In a report on the 2007 activities of the Center for Inquiry, chair Paul Kurtz adds further to how he differentiates a positive and life affirming secular view of the world from the arguments of the so-called New Atheists. Here's what Kurtz writes:
The new atheism, so-called, provoked widespread discussion because of the publication of several new books denying the existence of God--by Richard Dawkins, Sam Harris, Christopher Hitchens, and Victor Stenger--all contributors to Free Inquiry. Their views were not new to readers of Center for Inquiry or Prometheus Books publications; but for the first time they were presented to a broader public. They were praised by supporters and were criticized by conservative commentators who believe that the world is going to hell in a hand-basket, blaming secular liberals, notwithstanding the fact that the number of pro-God books published far exceeds those by unbelievers.
The new secularism, launched by Free Inquiry, is likewise skeptical of the claims of theistic religion, though it has a more comprehensive agenda for people who do not practice religion.
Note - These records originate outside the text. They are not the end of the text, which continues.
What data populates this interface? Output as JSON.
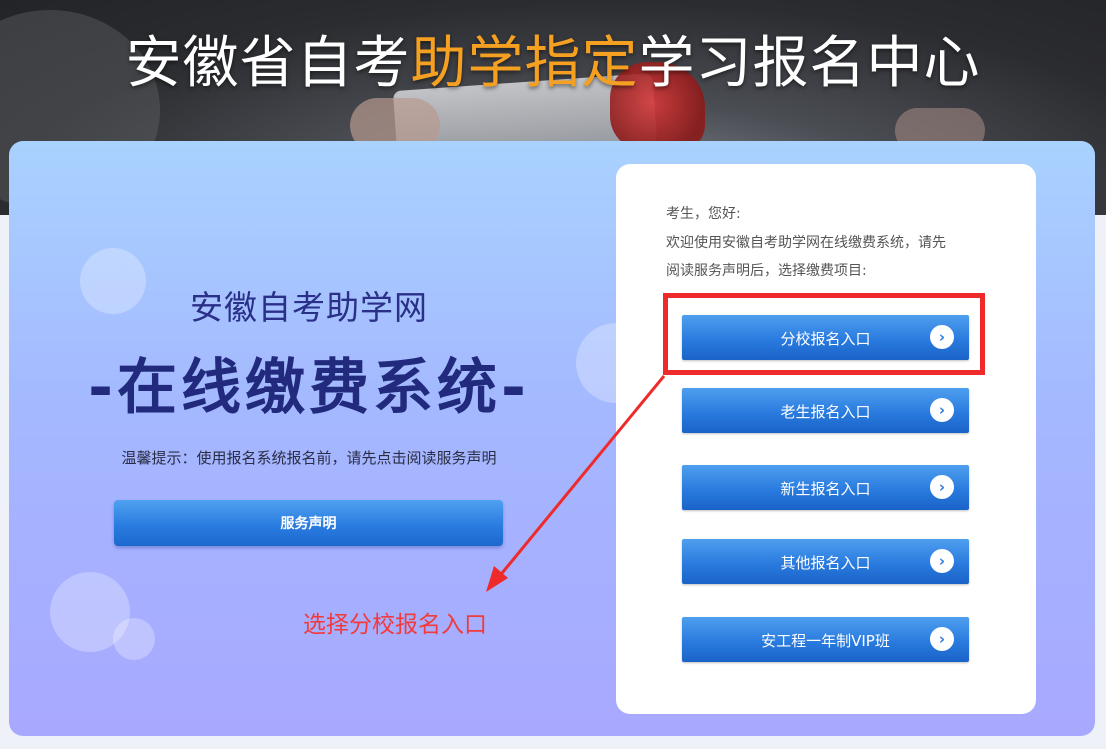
{
  "hero": {
    "title_pre": "安徽省自考",
    "title_highlight": "助学指定",
    "title_post": "学习报名中心",
    "highlight_color": "#f5a021"
  },
  "left": {
    "site_name": "安徽自考助学网",
    "system_name": "-在线缴费系统-",
    "tip": "温馨提示：使用报名系统报名前，请先点击阅读服务声明",
    "statement_button": "服务声明"
  },
  "annotation": {
    "hint": "选择分校报名入口",
    "color": "#ee2a2a"
  },
  "card": {
    "greeting_lines": [
      "考生，您好:",
      "欢迎使用安徽自考助学网在线缴费系统，请先",
      "阅读服务声明后，选择缴费项目:"
    ],
    "entries": [
      {
        "label": "分校报名入口",
        "icon": "chevron-right-icon"
      },
      {
        "label": "老生报名入口",
        "icon": "chevron-right-icon"
      },
      {
        "label": "新生报名入口",
        "icon": "chevron-right-icon"
      },
      {
        "label": "其他报名入口",
        "icon": "chevron-right-icon"
      },
      {
        "label": "安工程一年制VIP班",
        "icon": "chevron-right-icon"
      }
    ]
  },
  "colors": {
    "button_blue": "#2a7bdf",
    "title_navy": "#222a7e"
  }
}
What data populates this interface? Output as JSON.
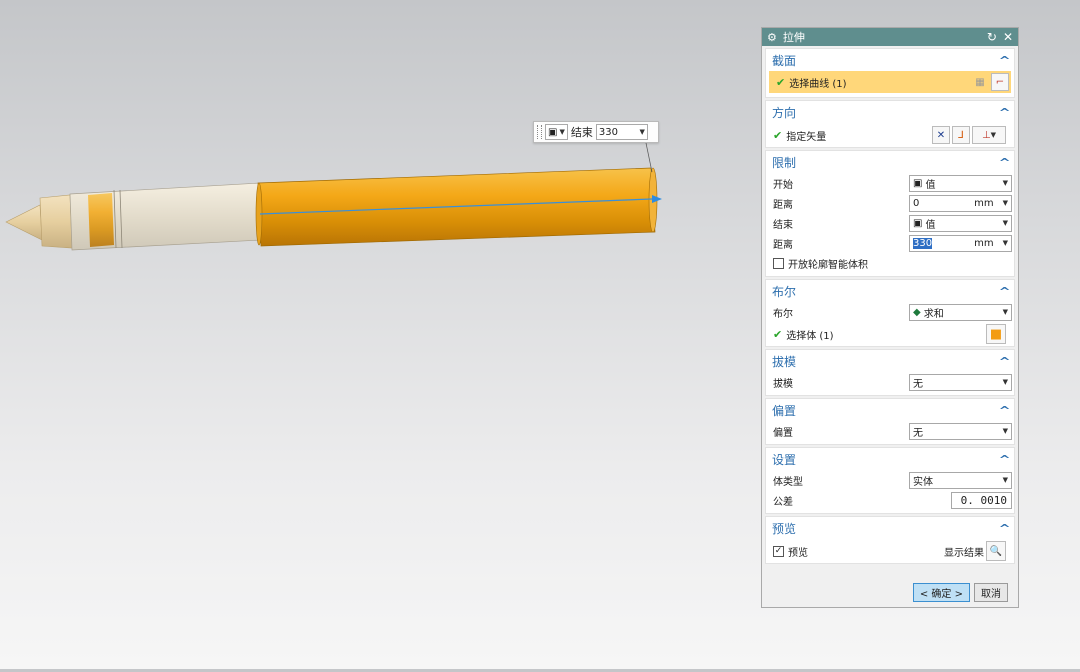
{
  "float_tool": {
    "label": "结束",
    "value": "330"
  },
  "dialog": {
    "title": "拉伸",
    "sections": {
      "section": {
        "title": "截面",
        "select_curve": "选择曲线 (1)"
      },
      "direction": {
        "title": "方向",
        "vector": "指定矢量"
      },
      "limits": {
        "title": "限制",
        "start_label": "开始",
        "start_value": "值",
        "dist1_label": "距离",
        "dist1_value": "0",
        "dist1_unit": "mm",
        "end_label": "结束",
        "end_value": "值",
        "dist2_label": "距离",
        "dist2_value": "330",
        "dist2_unit": "mm",
        "open_profile": "开放轮廓智能体积"
      },
      "boolean": {
        "title": "布尔",
        "label": "布尔",
        "value": "求和",
        "select_body": "选择体 (1)"
      },
      "draft": {
        "title": "拔模",
        "label": "拔模",
        "value": "无"
      },
      "offset": {
        "title": "偏置",
        "label": "偏置",
        "value": "无"
      },
      "settings": {
        "title": "设置",
        "body_type_label": "体类型",
        "body_type_value": "实体",
        "tolerance_label": "公差",
        "tolerance_value": "0. 0010"
      },
      "preview": {
        "title": "预览",
        "preview_label": "预览",
        "show_result": "显示结果"
      }
    },
    "ok_label": "< 确定 >",
    "cancel_label": "取消"
  }
}
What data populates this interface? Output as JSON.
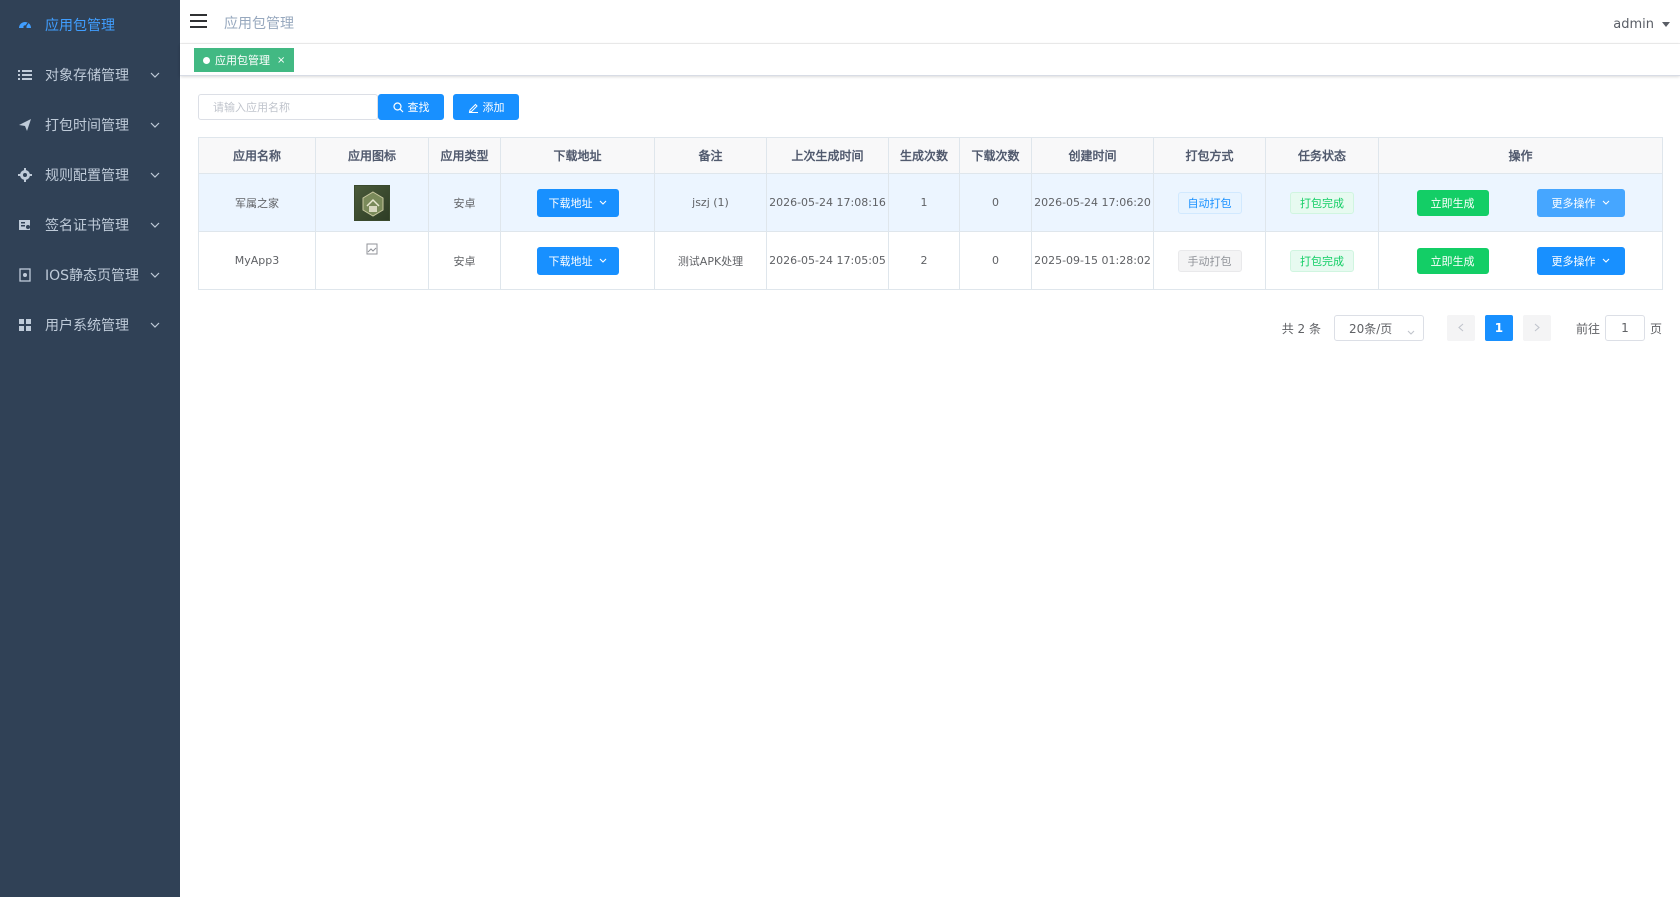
{
  "sidebar": {
    "items": [
      {
        "label": "应用包管理",
        "icon": "dashboard-icon",
        "active": true
      },
      {
        "label": "对象存储管理",
        "icon": "list-icon"
      },
      {
        "label": "打包时间管理",
        "icon": "paper-plane-icon"
      },
      {
        "label": "规则配置管理",
        "icon": "gear-icon"
      },
      {
        "label": "签名证书管理",
        "icon": "certificate-icon"
      },
      {
        "label": "IOS静态页管理",
        "icon": "page-icon"
      },
      {
        "label": "用户系统管理",
        "icon": "grid-icon"
      }
    ]
  },
  "header": {
    "breadcrumb": "应用包管理",
    "user": "admin"
  },
  "tags": {
    "active": "应用包管理",
    "close": "×"
  },
  "search": {
    "placeholder": "请输入应用名称",
    "search_label": "查找",
    "add_label": "添加"
  },
  "table": {
    "columns": [
      "应用名称",
      "应用图标",
      "应用类型",
      "下载地址",
      "备注",
      "上次生成时间",
      "生成次数",
      "下载次数",
      "创建时间",
      "打包方式",
      "任务状态",
      "操作"
    ],
    "rows": [
      {
        "name": "军属之家",
        "icon": "app-icon",
        "type": "安卓",
        "download": "下载地址",
        "note": "jszj (1)",
        "last_time": "2026-05-24 17:08:16",
        "gen_count": "1",
        "dl_count": "0",
        "created": "2026-05-24 17:06:20",
        "pack_mode": "自动打包",
        "status": "打包完成",
        "action_generate": "立即生成",
        "action_more": "更多操作"
      },
      {
        "name": "MyApp3",
        "icon": "broken-image-icon",
        "type": "安卓",
        "download": "下载地址",
        "note": "测试APK处理",
        "last_time": "2026-05-24 17:05:05",
        "gen_count": "2",
        "dl_count": "0",
        "created": "2025-09-15 01:28:02",
        "pack_mode": "手动打包",
        "status": "打包完成",
        "action_generate": "立即生成",
        "action_more": "更多操作"
      }
    ]
  },
  "pagination": {
    "total": "共 2 条",
    "page_size": "20条/页",
    "current_page": "1",
    "goto_label": "前往",
    "goto_value": "1",
    "page_suffix": "页"
  },
  "colors": {
    "sidebar_bg": "#304156",
    "sidebar_text": "#bfcbd9",
    "active": "#409eff",
    "primary": "#1890ff",
    "success": "#13ce66",
    "tag": "#42b983"
  }
}
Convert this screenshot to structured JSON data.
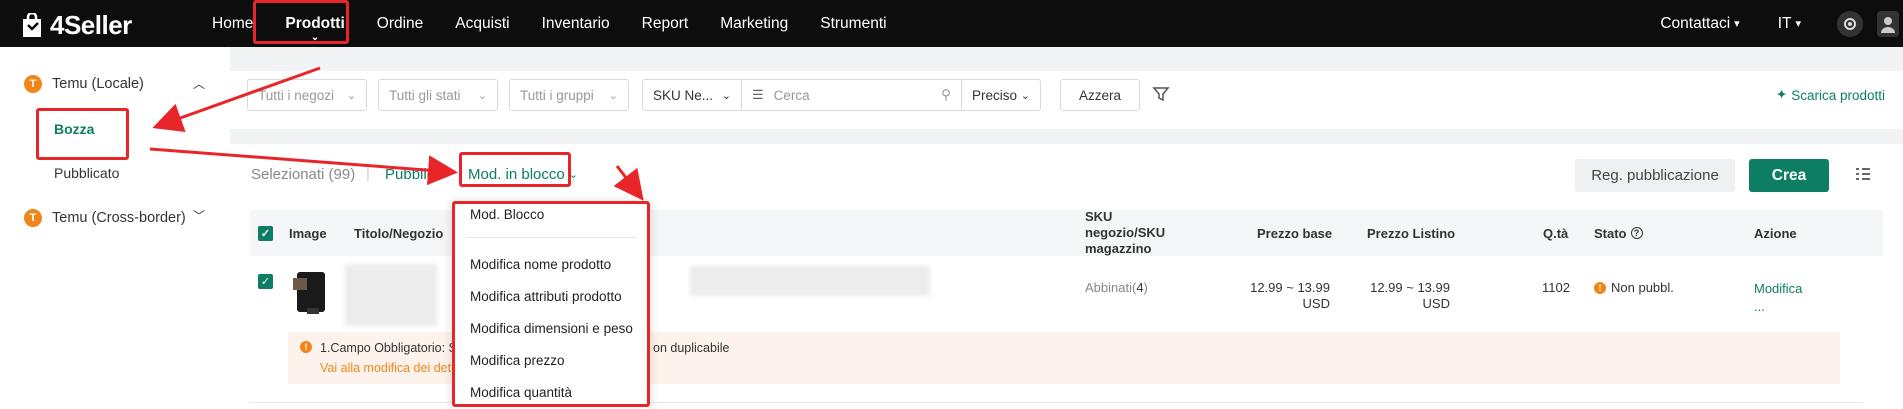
{
  "brand": {
    "name": "4Seller"
  },
  "nav": {
    "items": [
      "Home",
      "Prodotti",
      "Ordine",
      "Acquisti",
      "Inventario",
      "Report",
      "Marketing",
      "Strumenti"
    ],
    "active": "Prodotti"
  },
  "topbar": {
    "contact": "Contattaci",
    "lang": "IT"
  },
  "sidebar": {
    "group1": "Temu (Locale)",
    "group1_badge": "T",
    "sub1": "Bozza",
    "sub2": "Pubblicato",
    "group2": "Temu (Cross-border)",
    "group2_badge": "T"
  },
  "filters": {
    "shops": "Tutti i negozi",
    "states": "Tutti gli stati",
    "groups": "Tutti i gruppi",
    "sku": "SKU Ne...",
    "search_placeholder": "Cerca",
    "precision": "Preciso",
    "reset": "Azzera",
    "download": "Scarica prodotti"
  },
  "actions": {
    "selected": "Selezionati (99)",
    "publish": "Pubblica",
    "bulk_edit": "Mod. in blocco",
    "reg_publish": "Reg. pubblicazione",
    "create": "Crea"
  },
  "table": {
    "headers": {
      "image": "Image",
      "title": "Titolo/Negozio",
      "sku": "SKU negozio/SKU magazzino",
      "base_price": "Prezzo base",
      "list_price": "Prezzo Listino",
      "qty": "Q.tà",
      "status": "Stato",
      "action": "Azione"
    },
    "row": {
      "sku_matched": "Abbinati(",
      "sku_count": "4",
      "sku_close": ")",
      "base_price": "12.99 ~ 13.99",
      "base_currency": "USD",
      "list_price": "12.99 ~ 13.99",
      "list_currency": "USD",
      "qty": "1102",
      "status": "Non pubbl.",
      "action_edit": "Modifica",
      "action_more": "..."
    },
    "warning": {
      "text": "1.Campo Obbligatorio: S",
      "text_tail": "on duplicabile",
      "link": "Vai alla modifica dei det"
    }
  },
  "dropdown": {
    "items": [
      "Mod. Blocco",
      "Modifica nome prodotto",
      "Modifica attributi prodotto",
      "Modifica dimensioni e peso",
      "Modifica prezzo",
      "Modifica quantità"
    ]
  },
  "colors": {
    "accent": "#0d7d64",
    "annotation": "#e8262a",
    "badge": "#f08519"
  }
}
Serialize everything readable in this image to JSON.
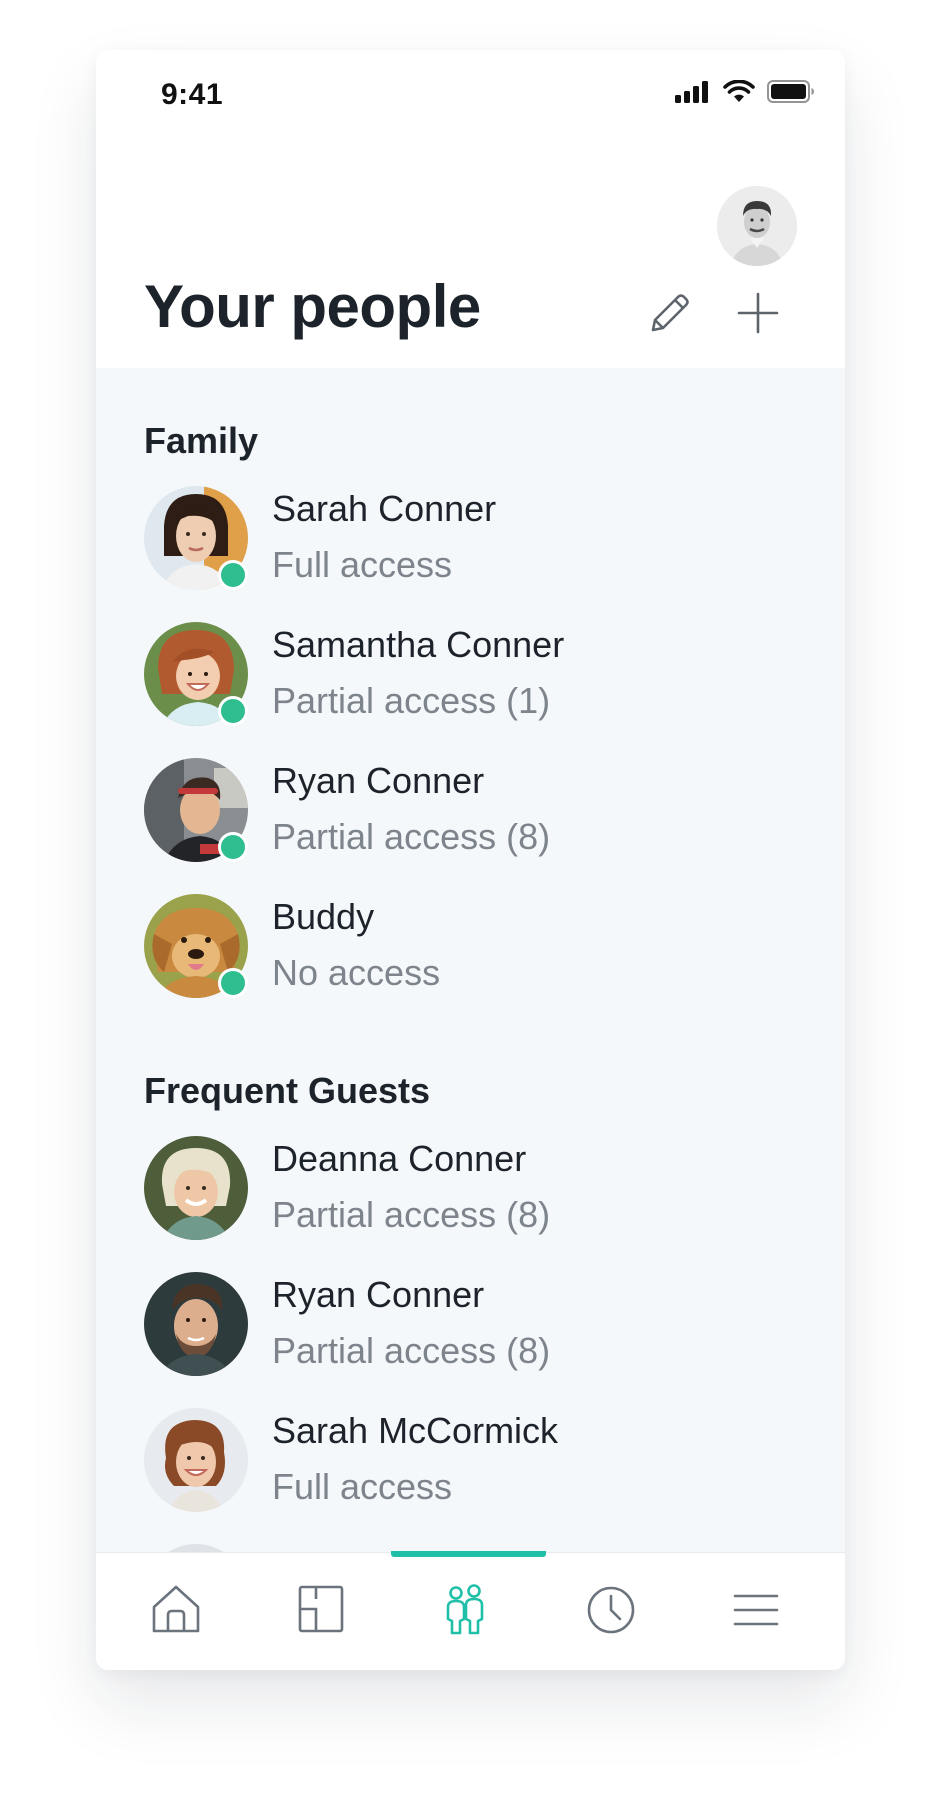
{
  "status_bar": {
    "time": "9:41",
    "icons": [
      "cellular-signal-icon",
      "wifi-icon",
      "battery-icon"
    ]
  },
  "header": {
    "title": "Your people",
    "actions": [
      "pencil-icon",
      "plus-icon"
    ]
  },
  "sections": [
    {
      "title": "Family",
      "people": [
        {
          "name": "Sarah Conner",
          "access": "Full access",
          "online": true
        },
        {
          "name": "Samantha Conner",
          "access": "Partial access (1)",
          "online": true
        },
        {
          "name": "Ryan Conner",
          "access": "Partial access (8)",
          "online": true
        },
        {
          "name": "Buddy",
          "access": "No access",
          "online": true
        }
      ]
    },
    {
      "title": "Frequent Guests",
      "people": [
        {
          "name": "Deanna Conner",
          "access": "Partial access (8)",
          "online": false
        },
        {
          "name": "Ryan Conner",
          "access": "Partial access (8)",
          "online": false
        },
        {
          "name": "Sarah McCormick",
          "access": "Full access",
          "online": false
        }
      ]
    }
  ],
  "tab_bar": {
    "tabs": [
      {
        "icon": "home-icon",
        "active": false
      },
      {
        "icon": "floorplan-icon",
        "active": false
      },
      {
        "icon": "people-icon",
        "active": true
      },
      {
        "icon": "clock-icon",
        "active": false
      },
      {
        "icon": "menu-icon",
        "active": false
      }
    ]
  },
  "colors": {
    "accent": "#1fbfa8",
    "online": "#2fbe8f",
    "text_primary": "#1d232a",
    "text_secondary": "#7d848c",
    "icon_inactive": "#6b737c",
    "content_background": "#f5f8fb"
  }
}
It focuses primarily on: (1) the separation of church and state; (2) the secularization of ethical values; and (3) inspiration drawn from science, reason, philosophy, literature, and the arts--rather than from the books of Abrahamic religion. It appeals to large numbers of the unchurched worldwide who prefer secular, rather than otherworldly, values and who are indifferent to religion.
Although the new secularism emphasizes the methods of science, including skepticism, it offers affirmative humanist ethical values as an alternative to ancient creeds.